The Hanss T30 is an entirely different animal compared to my VPI hw19 mk4, and my short verdict is "better". I agree with you regarding the VPI motors. In this and other respect the Hanss is clearly superior (although the SDS is perhaps the best power control, or at least more convenient to adjust, compared to the little box that comes with the Hanss). To compare the two, I recorded to DSD on my Tascam DA-3000. So I could A-B switch, comparing pitch, timbre etc. The Hanss won out. Someone wrote that Hanss cannot really rock (a Townshend player was better), but it has never bothered me. A friend of mine has the bigger brother, the T60, and it has a bit more deep bass and explosive dynamics than my T30, but these are basically similar-sounding designs. I have never heard Scheu, or even SOTA. I got a T30 demo for a very good price (ca usd 2800) ten years ago and have basically stopped looking for another player. I like the ideas behind the Hanss design, and find that they work well, like two motors, totally isolated from the player, strings pulling the platter evenly, from each side. The platter is clearly held in a much tighter ’grip’ than on the VPI (a critic might say; even so, with 6 strings, you get all the troubles of these rubber type strings, they vibrate, etc - and although averaged and evened out, it is not quite = full precision). Further, the magnetic bearing works much better than the springs on the VPI, even after placing the HW-19 on a Bright Star platform, and other tweaks I tried. That actually did help the HW-19 sound, but only after a lot of base / feet / platform tweaking. Which I got "free" so to speak with the Hanss. I placed the T30 directly on my solid stone rack top shelf, and have never felt the need for more tweaks, sand box, etc - no thanks.

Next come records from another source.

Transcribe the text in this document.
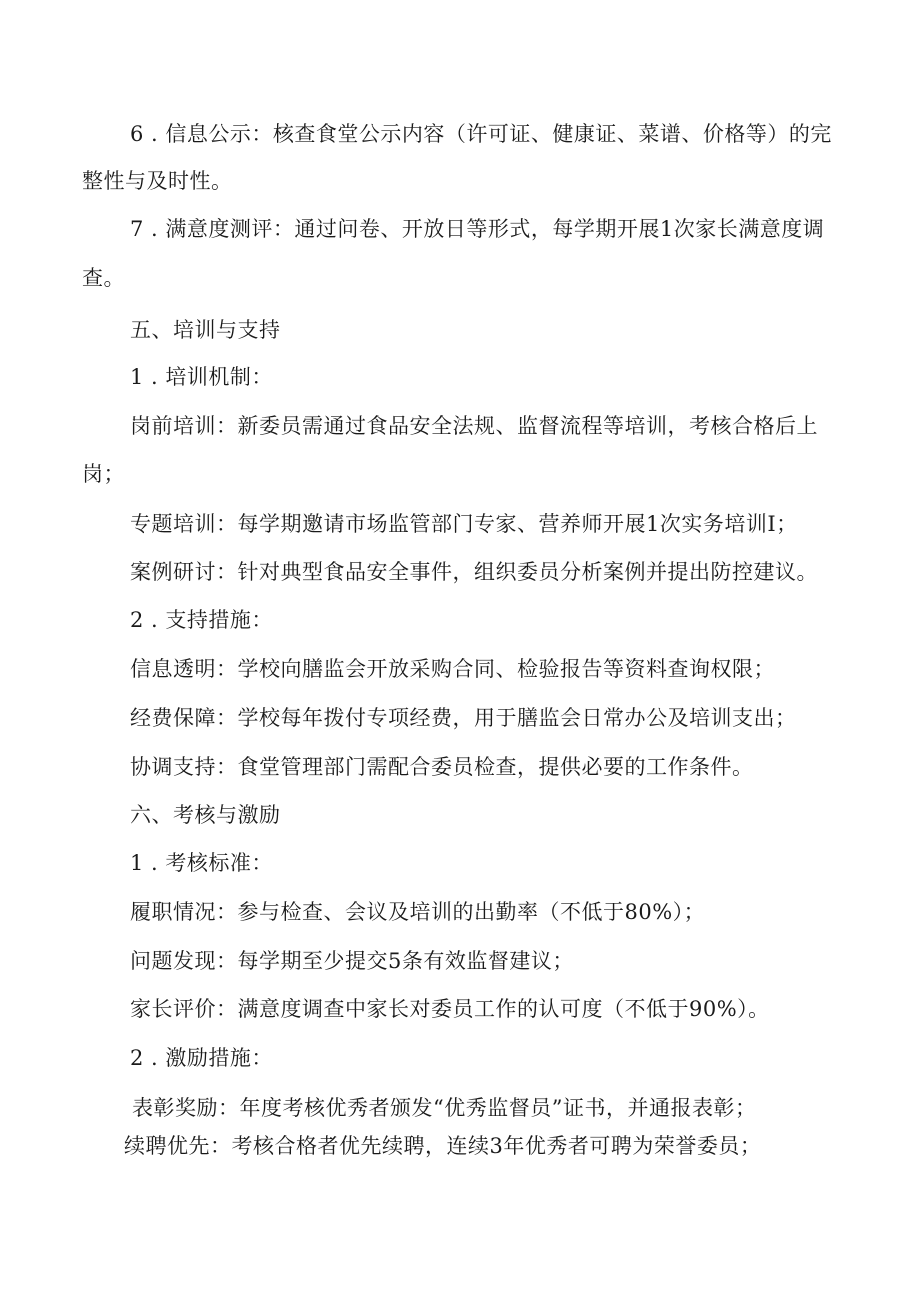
6 . 信息公示：核查食堂公示内容（许可证、健康证、菜谱、价格等）的完
整性与及时性。
7 . 满意度测评：通过问卷、开放日等形式，每学期开展1次家长满意度调
查。
五、培训与支持
1 . 培训机制：
岗前培训：新委员需通过食品安全法规、监督流程等培训，考核合格后上
岗；
专题培训：每学期邀请市场监管部门专家、营养师开展1次实务培训I；
案例研讨：针对典型食品安全事件，组织委员分析案例并提出防控建议。
2 . 支持措施：
信息透明：学校向膳监会开放采购合同、检验报告等资料查询权限；
经费保障：学校每年拨付专项经费，用于膳监会日常办公及培训支出；
协调支持：食堂管理部门需配合委员检查，提供必要的工作条件。
六、考核与激励
1 . 考核标准：
履职情况：参与检查、会议及培训的出勤率（不低于80%）；
问题发现：每学期至少提交5条有效监督建议；
家长评价：满意度调查中家长对委员工作的认可度（不低于90%）。
2 . 激励措施：
表彰奖励：年度考核优秀者颁发“优秀监督员”证书，并通报表彰；
续聘优先：考核合格者优先续聘，连续3年优秀者可聘为荣誉委员；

I don’t blame my SME V for my troubles with the VPI player, it sounded ok on this spring-loaded turntable also, but it clearly likes the more stable Hanss platform better. There is no skipping or mistracking, except when the LP has a major problem.

I am interested in good ways to go, based on the system we have, for a low cost. In my case, maybe I should check the SME damping. A little more oil might do the trick. I have some treble noise or sibilance, on some recordings at least. Also, the Hanss player might sound even better with a linear power supply.

Arguments within arguments. Mijostyn, I don’t understand the meaning behind your listing BD TT designers in a post addressed to my attention. I am not dogmatic about drive systems and never have been. It’s just that in recent years I’ve found DD to be the best bang for the buck, while restricting my choices to the best vintage Japanese models and after updates and replinthing all but the L07D. I admit that for about 10 years I was collecting rather than really filling a need. (Because who really needs 5 TTs?) I think you’re confusing me with Pindac. Apology accepted in advance. None of the three commonly used drive systems is flawless.